Wednesday, November 02, 2005

His Dark Materials - Northern Lights

Philip Pullman's trilogy "His Dark Materials" is much in the line with Tolkien's "Lord of the Rings" trilogy and J.K Rowling's Harry Potter series. It is a magical and fantastic saga and an extremely well written product of a superb and complex imagination. It is meant to be either loved or hated. I loved it.

In this first enthralling book, Northern Lights, the reader is introduced to a world very similar to our own (but different) and to some of the main characters in the trilogy: the child Lyra, the powerful Lord Asriel and the beautiful and dangerous Mrs. Coulter.

Synopsis

In this first part of the "Dark Materials" trilogy, Lyra's friend Roger disappears. She and her daemon, Pantalaimon, determine to find him. Their quest leads them to the bleak splendour of the North where a team of scientists are conducting unspeakably horrible experiments.

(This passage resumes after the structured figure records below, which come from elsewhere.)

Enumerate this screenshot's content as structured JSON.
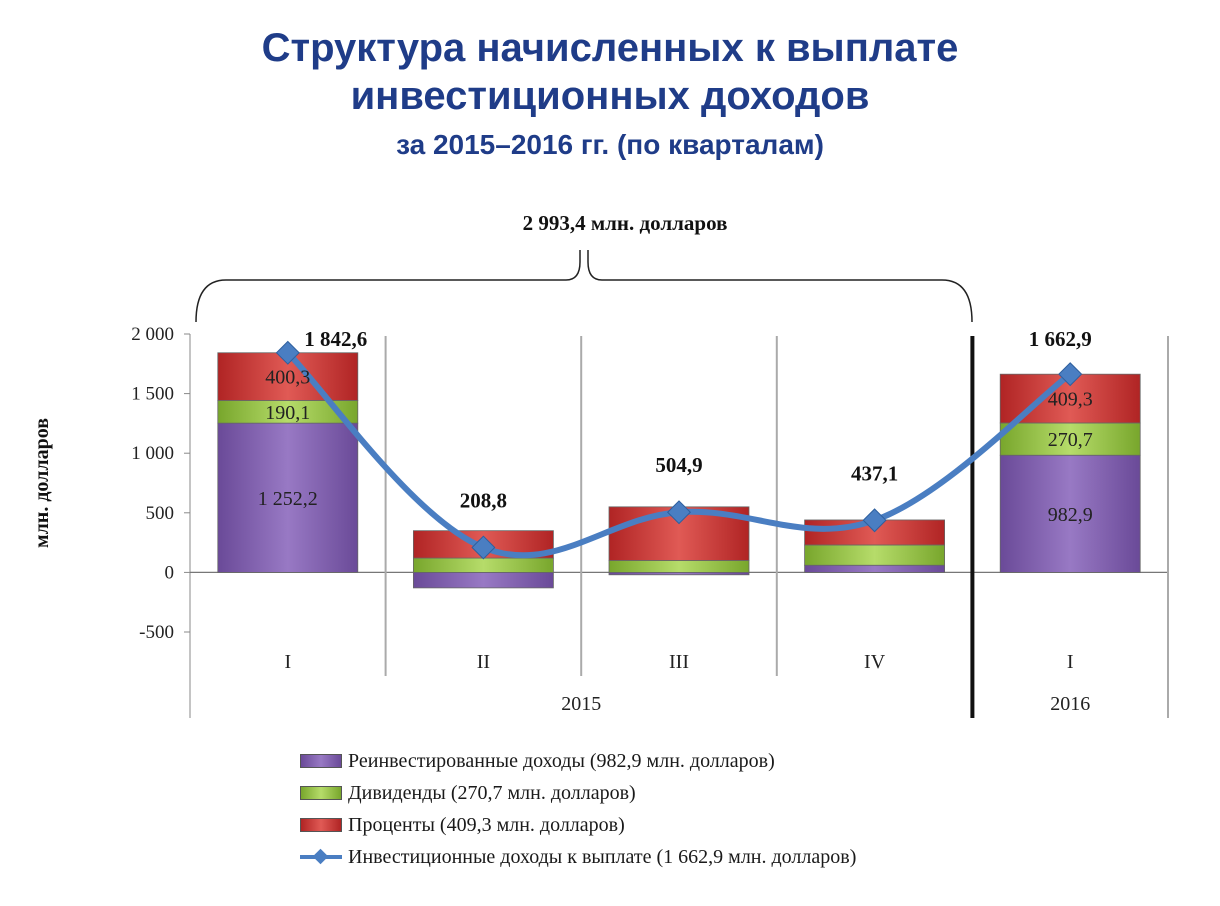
{
  "title": {
    "line1": "Структура начисленных к выплате",
    "line2": "инвестиционных доходов",
    "subtitle": "за 2015–2016 гг. (по кварталам)"
  },
  "colors": {
    "reinvested": "#7b5aa6",
    "dividends": "#8fbe3c",
    "interest": "#c8312f",
    "line": "#4a7ec2",
    "title": "#1f3c88"
  },
  "chart_data": {
    "type": "bar",
    "stacked": true,
    "ylabel": "млн. долларов",
    "ylim": [
      -500,
      2000
    ],
    "yticks": [
      -500,
      0,
      500,
      1000,
      1500,
      2000
    ],
    "ytick_labels": [
      "-500",
      "0",
      "500",
      "1 000",
      "1 500",
      "2 000"
    ],
    "categories": [
      "I",
      "II",
      "III",
      "IV",
      "I"
    ],
    "groups": [
      {
        "label": "2015",
        "span": [
          0,
          3
        ]
      },
      {
        "label": "2016",
        "span": [
          4,
          4
        ]
      }
    ],
    "bracket_label": "2 993,4 млн. долларов",
    "series": [
      {
        "name": "Реинвестированные доходы (982,9 млн. долларов)",
        "key": "reinvested",
        "values": [
          1252.2,
          -130,
          -20,
          60,
          982.9
        ],
        "labels": [
          "1 252,2",
          "",
          "",
          "",
          "982,9"
        ]
      },
      {
        "name": "Дивиденды (270,7 млн. долларов)",
        "key": "dividends",
        "values": [
          190.1,
          120,
          100,
          170,
          270.7
        ],
        "labels": [
          "190,1",
          "",
          "",
          "",
          "270,7"
        ]
      },
      {
        "name": "Проценты (409,3 млн. долларов)",
        "key": "interest",
        "values": [
          400.3,
          230,
          450,
          210,
          409.3
        ],
        "labels": [
          "400,3",
          "",
          "",
          "",
          "409,3"
        ]
      },
      {
        "name": "Инвестиционные доходы к выплате (1 662,9 млн. долларов)",
        "key": "line",
        "type": "line",
        "values": [
          1842.6,
          208.8,
          504.9,
          437.1,
          1662.9
        ],
        "labels": [
          "1 842,6",
          "208,8",
          "504,9",
          "437,1",
          "1 662,9"
        ]
      }
    ]
  }
}
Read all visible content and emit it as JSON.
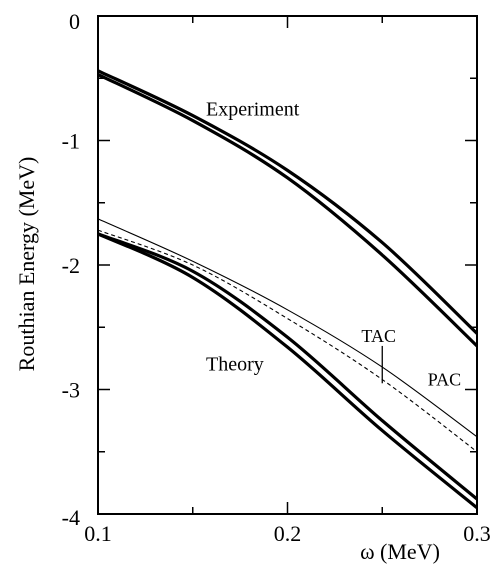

Tuesday, November 01, 2005

His Dark Materials - The Subtle Knife

The Subtle Knife is the second book in the "His Dark Materials" trilogy. The action takes place in our world and in other worlds that are neither our own nor Lyra's. We meet Will, who also plays a central role in the plot, in tragic circumstances and we are introduced to the fabulous concept of windows between universes.

Synopsis

The second book in the "Dark Materials" trilogy. Will is 12 years old and he's just killed a man. Determined to discover the truth about his father's disappearance, he steps through a window into another world. There, he meets a girl called Lyra who, like himself, is on a mission.